Tuesday, September 19, 2006

On India's Despairing Farms, a Plague of Suicides

India’s economy may be soaring, but agriculture remains its Achilles’ heel, as food production, once India’s great pride, has failed to keep pace with the nation’s population growth in the last decade; "acute distress" cited by PM Singh.

As reported in the New York Times; Sept. 19, 2006

By Somini Sengupta

BHADUMARI, India -- Here in the center of India, on a gray Wednesday morning, a cotton farmer swallowed a bottle of pesticide and fell dead at the threshold of his small mud house.

The farmer, Anil Kondba Shende, 31, left behind a wife and two small sons, debts that his family knew about only vaguely and a soggy, ruined 3.5-acre patch of cotton plants that had been his only source of income.

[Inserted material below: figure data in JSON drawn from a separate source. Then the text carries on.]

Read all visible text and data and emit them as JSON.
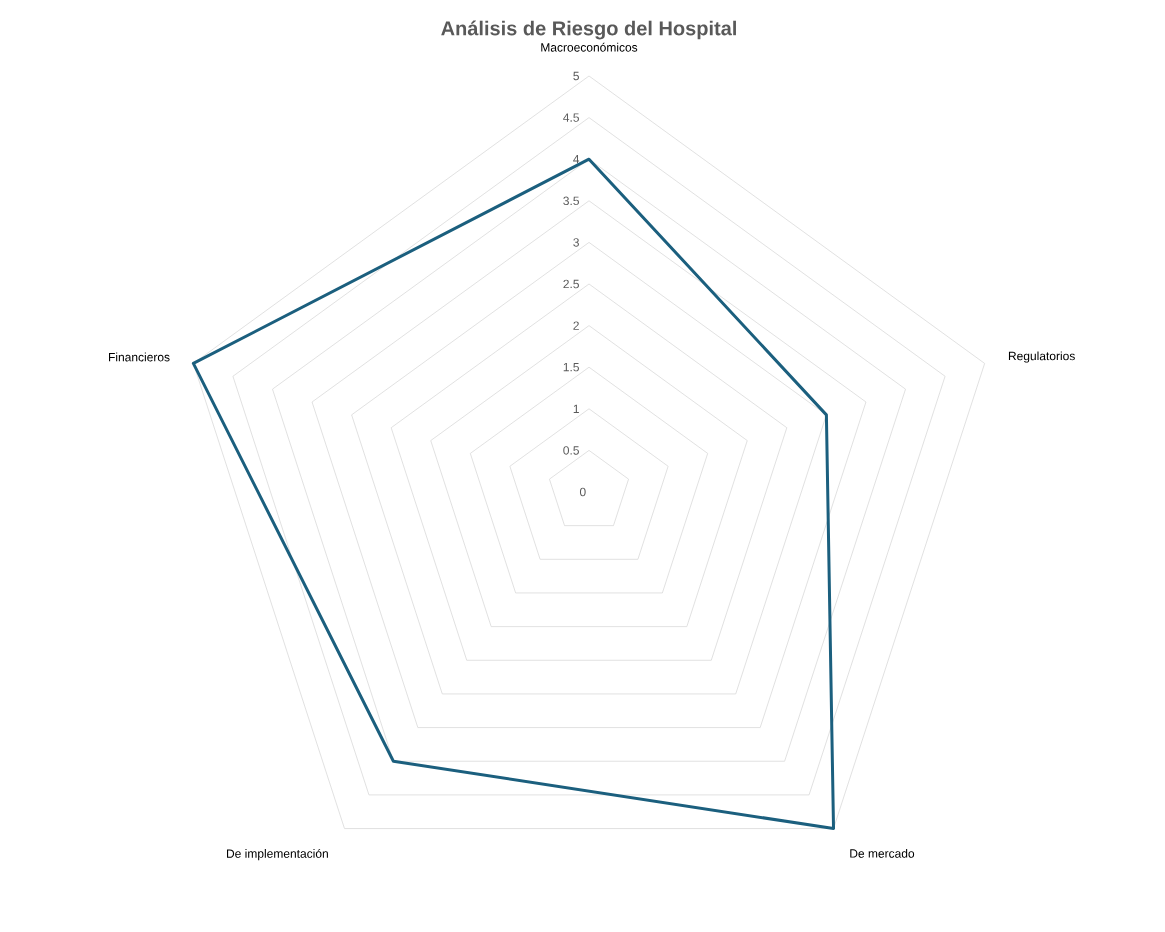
{
  "chart_data": {
    "type": "radar",
    "title": "Análisis de Riesgo del Hospital",
    "categories": [
      "Macroeconómicos",
      "Regulatorios",
      "De mercado",
      "De implementación",
      "Financieros"
    ],
    "series": [
      {
        "color": "#1b5f7e",
        "values": [
          4,
          3,
          5,
          4,
          5
        ]
      }
    ],
    "ylim": [
      0,
      5
    ],
    "yticks": [
      0,
      0.5,
      1,
      1.5,
      2,
      2.5,
      3,
      3.5,
      4,
      4.5,
      5
    ],
    "grid": true,
    "marker": "none",
    "line_style": "solid"
  }
}
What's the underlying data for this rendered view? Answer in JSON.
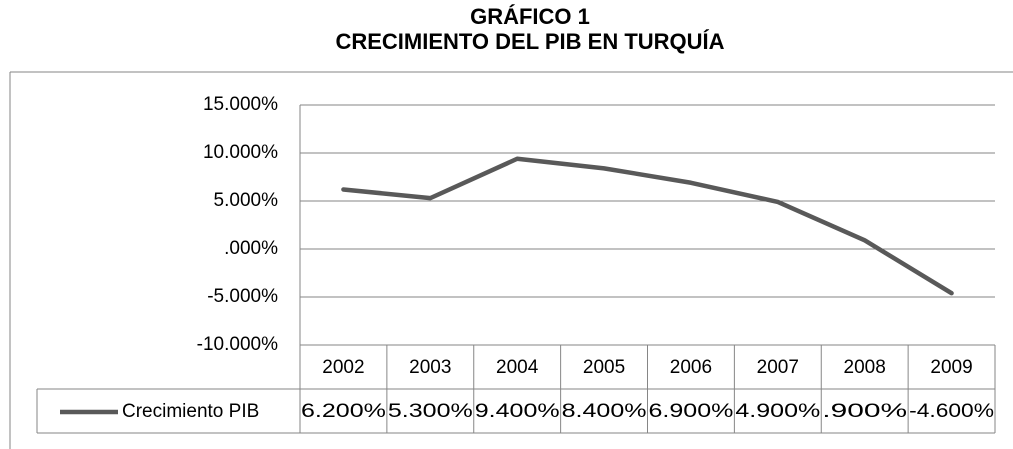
{
  "chart_data": {
    "type": "line",
    "title": "GRÁFICO 1",
    "subtitle": "CRECIMIENTO DEL PIB EN TURQUÍA",
    "categories": [
      "2002",
      "2003",
      "2004",
      "2005",
      "2006",
      "2007",
      "2008",
      "2009"
    ],
    "series": [
      {
        "name": "Crecimiento PIB",
        "color": "#595959",
        "values": [
          6.2,
          5.3,
          9.4,
          8.4,
          6.9,
          4.9,
          0.9,
          -4.6
        ],
        "value_labels": [
          "6.200%",
          "5.300%",
          "9.400%",
          "8.400%",
          "6.900%",
          "4.900%",
          ".900%",
          "-4.600%"
        ]
      }
    ],
    "ylim": [
      -10,
      15
    ],
    "yticks": [
      {
        "value": -10,
        "label": "-10.000%"
      },
      {
        "value": -5,
        "label": "-5.000%"
      },
      {
        "value": 0,
        "label": ".000%"
      },
      {
        "value": 5,
        "label": "5.000%"
      },
      {
        "value": 10,
        "label": "10.000%"
      },
      {
        "value": 15,
        "label": "15.000%"
      }
    ],
    "grid": true,
    "legend": "data-table"
  }
}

Whether it was debt, shame or some other privation that drove Mr. Shende to kill himself rests with him alone. But his death was by no means an isolated one, and in it lay an alarming reminder of the crisis facing the Indian farmer.

Across the country in desperate pockets like this one, 17,107 farmers committed suicide in 2003, the most recent year for which government figures are available. Anecdotal reports suggest that the high rates are continuing.

Though the crisis has been building for years, it presents an increasingly thorny political challenge for Prime Minister Manmohan Singh. High suicide rates and rural despair helped topple the previous government two years ago and put Mr. Singh in power.

Changes brought on by 15 years of economic reforms have opened Indian farmers to global competition and given them access to expensive and promising biotechnology, but not necessarily opened the way to higher prices, bank loans, irrigation or insurance against pests and rain.